“I’ve written this before: I never argue with people who say baseball is boring, because baseball is boring. And then, suddenly, it isn’t. And that’s what makes it great.
“In other words: Then, suddenly, Evan Longoria steps to the plate.”
I’m still pumped 12 hours later.
Ten years ago I went to a James Taylor concert, and he played “Sweet Baby James” as a second encore. I saw a friend of mine walk out after the first encore, and when I asked her why she had left — absolutely knowing he could keep coming back until he played the song — she said she was offended by his egotism, making us “beg” for his signature song. I argued that making the audience wait served a different purpose, heightening anticipation, making it all the better when he actually sang it.

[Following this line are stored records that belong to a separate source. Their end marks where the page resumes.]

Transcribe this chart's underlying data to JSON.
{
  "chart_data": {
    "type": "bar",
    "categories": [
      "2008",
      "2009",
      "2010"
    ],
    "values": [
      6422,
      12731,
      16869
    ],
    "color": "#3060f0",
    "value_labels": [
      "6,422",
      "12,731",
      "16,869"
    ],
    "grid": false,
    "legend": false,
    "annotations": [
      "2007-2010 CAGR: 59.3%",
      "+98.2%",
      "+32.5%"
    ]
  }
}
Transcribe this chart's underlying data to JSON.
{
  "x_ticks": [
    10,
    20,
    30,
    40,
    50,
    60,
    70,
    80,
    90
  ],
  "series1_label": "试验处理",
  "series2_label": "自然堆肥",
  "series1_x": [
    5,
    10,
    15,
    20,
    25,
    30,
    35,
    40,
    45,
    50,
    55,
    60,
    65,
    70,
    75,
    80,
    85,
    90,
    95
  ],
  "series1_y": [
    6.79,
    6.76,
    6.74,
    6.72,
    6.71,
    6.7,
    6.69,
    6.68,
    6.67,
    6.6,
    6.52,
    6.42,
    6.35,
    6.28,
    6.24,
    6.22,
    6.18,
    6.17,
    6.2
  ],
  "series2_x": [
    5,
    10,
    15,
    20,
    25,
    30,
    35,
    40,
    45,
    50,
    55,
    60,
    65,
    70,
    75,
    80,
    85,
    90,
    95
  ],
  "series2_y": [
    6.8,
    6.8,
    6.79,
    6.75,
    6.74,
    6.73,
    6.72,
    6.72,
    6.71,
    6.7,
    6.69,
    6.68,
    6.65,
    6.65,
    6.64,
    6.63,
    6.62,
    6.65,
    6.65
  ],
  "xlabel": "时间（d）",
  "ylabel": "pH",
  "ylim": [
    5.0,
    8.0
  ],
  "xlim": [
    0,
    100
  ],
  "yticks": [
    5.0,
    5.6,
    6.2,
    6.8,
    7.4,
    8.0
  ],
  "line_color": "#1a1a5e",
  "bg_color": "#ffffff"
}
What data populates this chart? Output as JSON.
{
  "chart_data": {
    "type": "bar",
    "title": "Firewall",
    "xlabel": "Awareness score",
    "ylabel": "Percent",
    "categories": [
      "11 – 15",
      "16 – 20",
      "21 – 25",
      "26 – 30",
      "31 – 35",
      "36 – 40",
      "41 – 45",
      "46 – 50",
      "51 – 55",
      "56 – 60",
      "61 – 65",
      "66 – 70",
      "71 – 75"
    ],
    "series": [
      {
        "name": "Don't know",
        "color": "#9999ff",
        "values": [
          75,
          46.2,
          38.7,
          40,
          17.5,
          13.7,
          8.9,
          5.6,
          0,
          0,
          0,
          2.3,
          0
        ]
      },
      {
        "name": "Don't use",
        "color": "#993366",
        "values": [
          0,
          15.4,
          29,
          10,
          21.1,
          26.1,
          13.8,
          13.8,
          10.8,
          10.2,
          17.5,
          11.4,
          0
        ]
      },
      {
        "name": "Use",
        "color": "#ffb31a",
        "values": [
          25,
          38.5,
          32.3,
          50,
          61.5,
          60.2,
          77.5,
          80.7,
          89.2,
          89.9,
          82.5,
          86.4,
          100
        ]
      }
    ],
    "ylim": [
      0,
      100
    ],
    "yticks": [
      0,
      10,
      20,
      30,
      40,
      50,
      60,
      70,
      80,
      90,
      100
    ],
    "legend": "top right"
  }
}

Baseball is like that. You kind of kill time until something utterly fantastic happens. One of the first games I took my sons to at Wrigley Field was a beautiful afternoon, wind off the lake, everything just nice and not a lot going on on the field. A few men left on base, a couple of long fly balls, a double play or two, but not much. Then, in the bottom of the 9th, with the Cubs down 1, Sammy Sosa knocked one over the left field wall.
The whole stadium exploded, everyone leaping to their feet screaming, charged up in a way they (we) wouldn’t have been had the same 3-2 victory been the result of a homer hit in the third inning.
The anticipation and drama aren’t just a fan phenomenon, either. You can’t tell me that Sosa didn’t recognize the moment and focus just a little more, swing just a little harder.
I think of the baseball advertising campaign: “I live for this.” That’s baseball. Posnanski is right: that time until something happens is what makes the game great, because it makes the something that happens that much more intense.